“Jesus did not Tap Out, He loves you!” shouted an oncoming billboard. Had I read that correctly? Before I could lean back to snatch it again, it was gone. “The rapture is coming. Save yourselves. Turn to Christ” came another. Was this a fever dream? No. It was 2016, and I was in the middle of a road trip through the United States after graduating from university back in England.
“Mate where are we?” I asked Elliot, who was behind the wheel.
“Texas,” he responded. “I guess we’ve finally entered the South.”
The heralding of our collective doom soon eased as we headed into the wide-open plains. The frontier. The sepia backdrop to the state’s Western heritage. In my mind, and perhaps that of some back home, this is the land of 10-gallon hats and lassos, and rangy men that burst through batwing doors of dimly lit saloons. I’ll admit I’m a little heavy on the stereotypes here, but beyond that and the Battle of the Alamo, I’m embarrassed to say I don’t think we in Britain know all that much about Texas.
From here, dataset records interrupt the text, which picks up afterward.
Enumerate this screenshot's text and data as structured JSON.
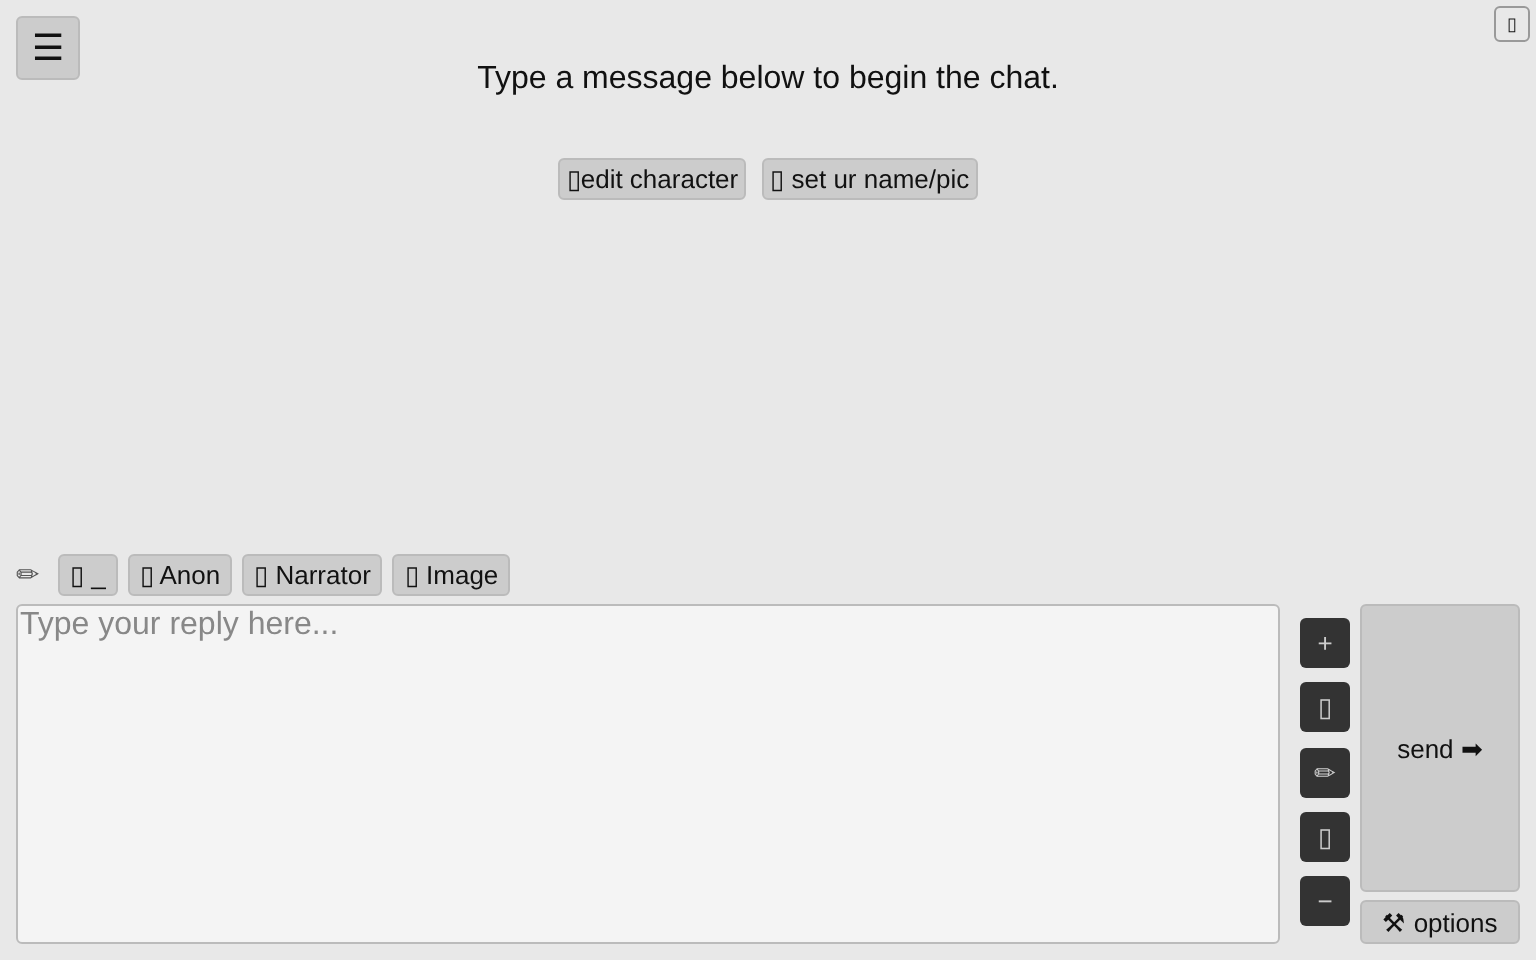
{
  "menu_button": "☰",
  "corner_button": "▯",
  "intro": "Type a message below to begin the chat.",
  "actions": [
    "▯edit character",
    "▯ set ur name/pic"
  ],
  "character_bar": {
    "icon": "✏",
    "characters": [
      "▯ _",
      "▯ Anon",
      "▯ Narrator",
      "▯ Image"
    ]
  },
  "reply": {
    "placeholder": "Type your reply here..."
  },
  "side_buttons": [
    "+",
    "▯",
    "✏",
    "▯",
    "−"
  ],
  "send_button": "send ➡",
  "options_button": "⚒ options"
}
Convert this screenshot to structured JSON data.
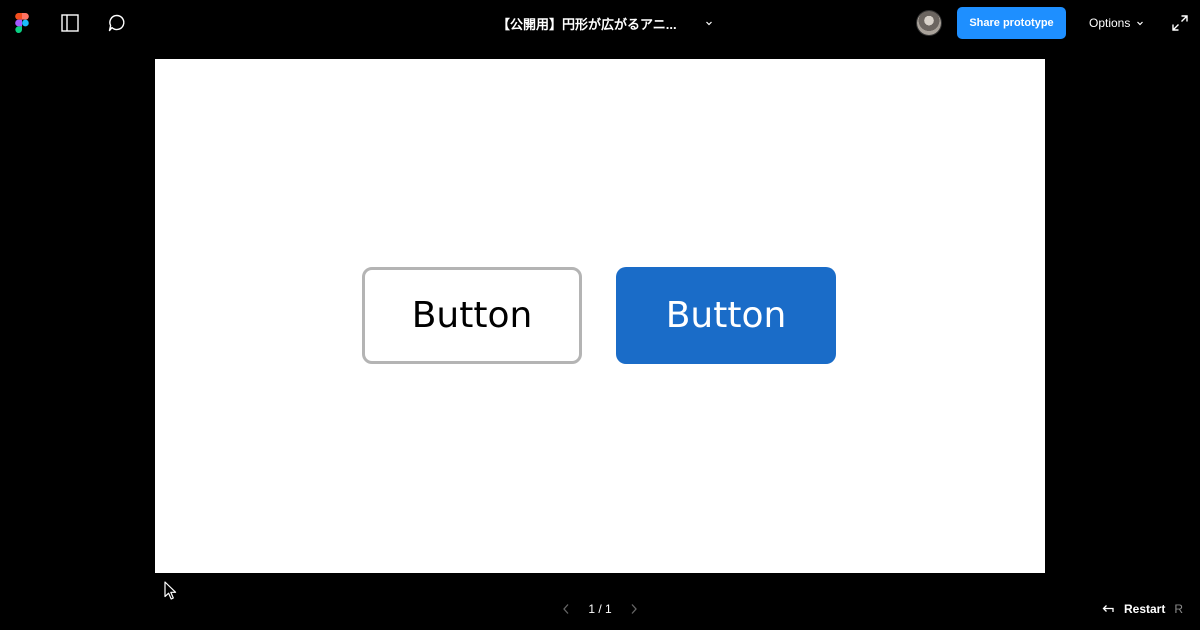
{
  "toolbar": {
    "title": "【公開用】円形が広がるアニ...",
    "share_label": "Share prototype",
    "options_label": "Options",
    "icons": {
      "logo": "figma-logo-icon",
      "sidebar": "sidebar-panel-icon",
      "comment": "comment-bubble-icon",
      "title_menu": "chevron-down-icon",
      "options_menu": "chevron-down-icon",
      "expand": "expand-arrows-icon"
    }
  },
  "canvas": {
    "buttons": [
      {
        "label": "Button",
        "style": "outline"
      },
      {
        "label": "Button",
        "style": "filled"
      }
    ]
  },
  "footer": {
    "page_indicator": "1 / 1",
    "restart_label": "Restart",
    "restart_shortcut": "R",
    "icons": {
      "prev": "chevron-left-icon",
      "next": "chevron-right-icon",
      "restart": "arrow-left-icon"
    }
  },
  "colors": {
    "background": "#000000",
    "share_button": "#1e8fff",
    "filled_button": "#1a6cc8",
    "outline_border": "#b4b4b4",
    "canvas": "#ffffff"
  }
}
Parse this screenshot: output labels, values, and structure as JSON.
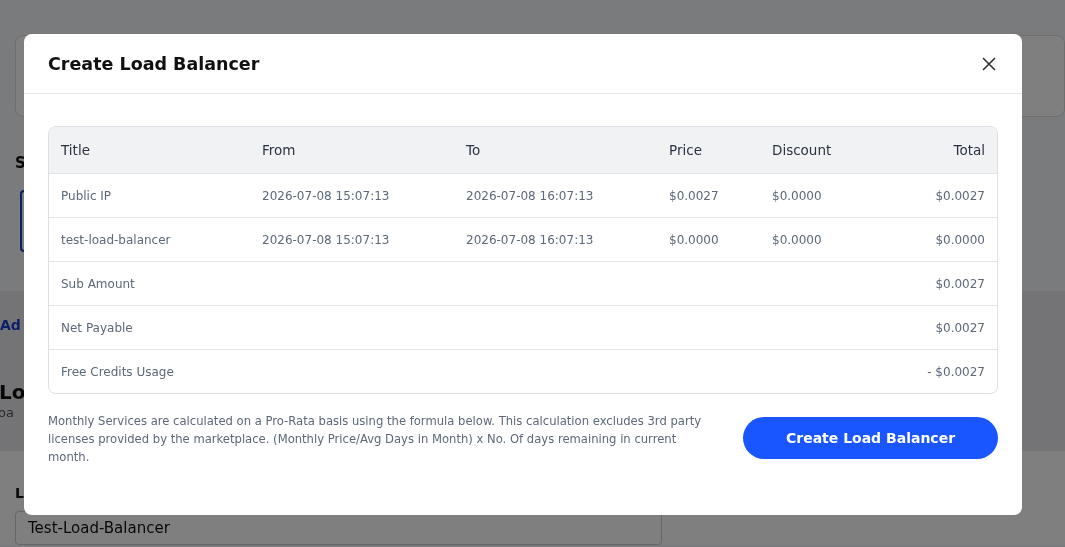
{
  "page": {
    "section_heading": "S",
    "add_link": "Ad",
    "heading": "Lo",
    "subheading": "oa",
    "field_label": "L",
    "field_value": "Test-Load-Balancer"
  },
  "modal": {
    "title": "Create Load Balancer",
    "table": {
      "columns": [
        "Title",
        "From",
        "To",
        "Price",
        "Discount",
        "Total"
      ],
      "rows": [
        {
          "kind": "item",
          "cells": [
            "Public IP",
            "2026-07-08 15:07:13",
            "2026-07-08 16:07:13",
            "$0.0027",
            "$0.0000",
            "$0.0027"
          ]
        },
        {
          "kind": "item",
          "cells": [
            "test-load-balancer",
            "2026-07-08 15:07:13",
            "2026-07-08 16:07:13",
            "$0.0000",
            "$0.0000",
            "$0.0000"
          ]
        },
        {
          "kind": "summary",
          "label": "Sub Amount",
          "total": "$0.0027"
        },
        {
          "kind": "summary",
          "label": "Net Payable",
          "total": "$0.0027"
        },
        {
          "kind": "summary",
          "label": "Free Credits Usage",
          "total": "- $0.0027"
        }
      ]
    },
    "note": "Monthly Services are calculated on a Pro-Rata basis using the formula below. This calculation excludes 3rd party licenses provided by the marketplace. (Monthly Price/Avg Days in Month) x No. Of days remaining in current month.",
    "button": "Create Load Balancer"
  }
}
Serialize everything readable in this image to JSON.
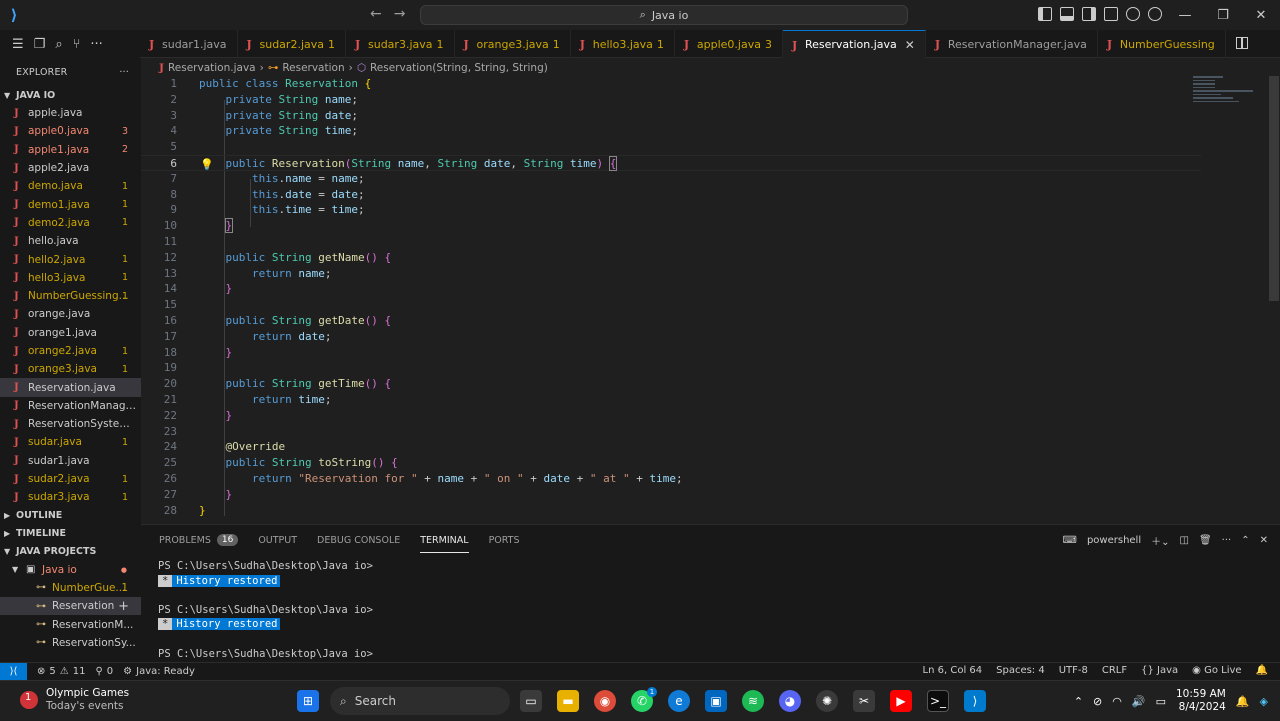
{
  "titlebar": {
    "search_label": "Java io"
  },
  "tabs": [
    {
      "label": "sudar1.java",
      "count": "",
      "state": "normal"
    },
    {
      "label": "sudar2.java",
      "count": "1",
      "state": "warn"
    },
    {
      "label": "sudar3.java",
      "count": "1",
      "state": "warn"
    },
    {
      "label": "orange3.java",
      "count": "1",
      "state": "warn"
    },
    {
      "label": "hello3.java",
      "count": "1",
      "state": "warn"
    },
    {
      "label": "apple0.java",
      "count": "3",
      "state": "warn"
    },
    {
      "label": "Reservation.java",
      "count": "",
      "state": "active"
    },
    {
      "label": "ReservationManager.java",
      "count": "",
      "state": "normal"
    },
    {
      "label": "NumberGuessing",
      "count": "",
      "state": "warn"
    }
  ],
  "sidebar": {
    "explorer_title": "EXPLORER",
    "folder": "JAVA IO",
    "files": [
      {
        "name": "apple.java",
        "count": "",
        "state": "normal"
      },
      {
        "name": "apple0.java",
        "count": "3",
        "state": "err"
      },
      {
        "name": "apple1.java",
        "count": "2",
        "state": "err"
      },
      {
        "name": "apple2.java",
        "count": "",
        "state": "normal"
      },
      {
        "name": "demo.java",
        "count": "1",
        "state": "warn"
      },
      {
        "name": "demo1.java",
        "count": "1",
        "state": "warn"
      },
      {
        "name": "demo2.java",
        "count": "1",
        "state": "warn"
      },
      {
        "name": "hello.java",
        "count": "",
        "state": "normal"
      },
      {
        "name": "hello2.java",
        "count": "1",
        "state": "warn"
      },
      {
        "name": "hello3.java",
        "count": "1",
        "state": "warn"
      },
      {
        "name": "NumberGuessing...",
        "count": "1",
        "state": "warn"
      },
      {
        "name": "orange.java",
        "count": "",
        "state": "normal"
      },
      {
        "name": "orange1.java",
        "count": "",
        "state": "normal"
      },
      {
        "name": "orange2.java",
        "count": "1",
        "state": "warn"
      },
      {
        "name": "orange3.java",
        "count": "1",
        "state": "warn"
      },
      {
        "name": "Reservation.java",
        "count": "",
        "state": "selected"
      },
      {
        "name": "ReservationManager.j...",
        "count": "",
        "state": "normal"
      },
      {
        "name": "ReservationSystem.java",
        "count": "",
        "state": "normal"
      },
      {
        "name": "sudar.java",
        "count": "1",
        "state": "warn"
      },
      {
        "name": "sudar1.java",
        "count": "",
        "state": "normal"
      },
      {
        "name": "sudar2.java",
        "count": "1",
        "state": "warn"
      },
      {
        "name": "sudar3.java",
        "count": "1",
        "state": "warn"
      }
    ],
    "outline": "OUTLINE",
    "timeline": "TIMELINE",
    "java_projects": "JAVA PROJECTS",
    "project_name": "Java io",
    "project_items": [
      {
        "name": "NumberGue...",
        "count": "1"
      },
      {
        "name": "Reservation",
        "count": ""
      },
      {
        "name": "ReservationM...",
        "count": ""
      },
      {
        "name": "ReservationSy...",
        "count": ""
      }
    ]
  },
  "breadcrumb": {
    "file": "Reservation.java",
    "class": "Reservation",
    "method": "Reservation(String, String, String)"
  },
  "editor": {
    "line_numbers": [
      "1",
      "2",
      "3",
      "4",
      "5",
      "6",
      "7",
      "8",
      "9",
      "10",
      "11",
      "12",
      "13",
      "14",
      "15",
      "16",
      "17",
      "18",
      "19",
      "20",
      "21",
      "22",
      "23",
      "24",
      "25",
      "26",
      "27",
      "28"
    ]
  },
  "panel": {
    "tabs": [
      "PROBLEMS",
      "OUTPUT",
      "DEBUG CONSOLE",
      "TERMINAL",
      "PORTS"
    ],
    "problems_count": "16",
    "shell": "powershell",
    "prompt": "PS C:\\Users\\Sudha\\Desktop\\Java io>",
    "history": "History restored",
    "history_star": "*"
  },
  "statusbar": {
    "errors": "5",
    "warnings": "11",
    "ports": "0",
    "java_status": "Java: Ready",
    "position": "Ln 6, Col 64",
    "spaces": "Spaces: 4",
    "encoding": "UTF-8",
    "eol": "CRLF",
    "language": "Java",
    "golive": "Go Live"
  },
  "taskbar": {
    "weather_title": "Olympic Games",
    "weather_sub": "Today's events",
    "weather_badge": "1",
    "search": "Search",
    "whatsapp_badge": "1",
    "time": "10:59 AM",
    "date": "8/4/2024"
  }
}
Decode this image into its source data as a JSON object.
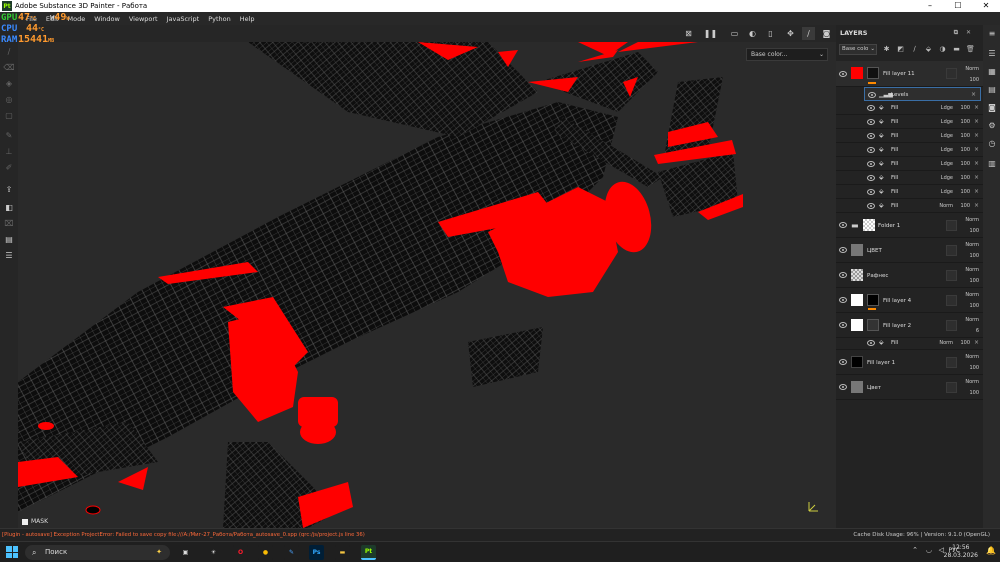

We rolled into Amarillo late that afternoon, and so began our usual ritual of booking a motel, then finding where we were headed out for the night. We booked a cab and decided to simply go wherever the driver directed us.
“Guitars & Cadillacs,” came the cab driver’s gravelly answer. “It’s the place to be in Amarillo. For sure.” In such unfamiliar surroundings, a cabbie’s word is law.
Despite the rather frank and direct name, Guitars & Cadillacs wasn’t quite the cut ‘n’ shoot bar I had been naively hoping for, and it was seriously lacking in swinging wooden doors, the type you see in Western films. Yet the place was dimly lit, and smoking was allowed inside. Throw in cheap alcohol and that mythical frontier felt a little closer.
As we occupied a table, I noticed people arriving gradually, wearing fantastic outfits comprised of cowboy hats, shirts and boots, topped off with side-plate-sized belt buckles. From the rafters came the Southeastern baritone of Luke Bryan singing about huntin’ and shootin’ every day. The place was starting to come alive as more and more people piled through the door.
As the music changed into a more swinging number, boys and girls came together at once and launched into a brisk two-step. It seemed to me like an oddly formal engagement in a Texan bar.
I wondered if the fever dream I’d woken up to that morning had reached new levels. Dancing in this manner is not something observed back in the UK, unless perhaps it’s an occasion for fancy dress or an attempt at irony. The number of people under the age of 60 familiar with any sort of classical dancing is on an unrelenting downward trend. Instead we choose to convulse to repetitive beats too loud to shout over, whilst timing stares with strangers through strobe lighting.
Here in Texas, however, the dancing was fluid, and the fun actually felt authentic. Once the song finished, the dancers went back to casual socialising as I looked on flabbergasted. And this was really normal?
“This place is a pretty typical country-and-western club, and the dances are kinda just something we do growing up” one local said to me as I later attempted to get in on the square dancing. “The ones that stick to traditional country-western dance stay in the middle, but you’ll get the radicals on the outside”.
If I’d heard the word “radicals” and “Texas” in the same sentence, Guitars and Cadillacs in Amarillo wouldn’t be where I’d place them. But if it’s on the fringes of a square dance, then in a Texas country-and-western club in a 10-gallon hat is where you’ll find me.
We were keen to see what Amarillo had to offer, and one particular answer came unanimously from the lips of everyone we’d asked: Cadillac Ranch. It seemed the site was a pertinent thing around here, and having grown up with Bruce Springsteen-obsessed father, it felt apt to go and see this mythical place the next morning before getting back on the road to Fort Worth.
After following a sign directing us off Route 66, we trudged through a cow pasture to be greeted by the surreal image of 10 phosphorescent Cadillacs jutting out of the ground before us. The starkness of the surrounding pasture only amplified the utter outlandishness of the scene. A few cans of spray paint lay scattered about, encouraging us to add to the medley. Alas, it was too early in the morning to create any murals, so I simply wrote my name like thousands had before and will do again after, signing the end to my Texan fever dream.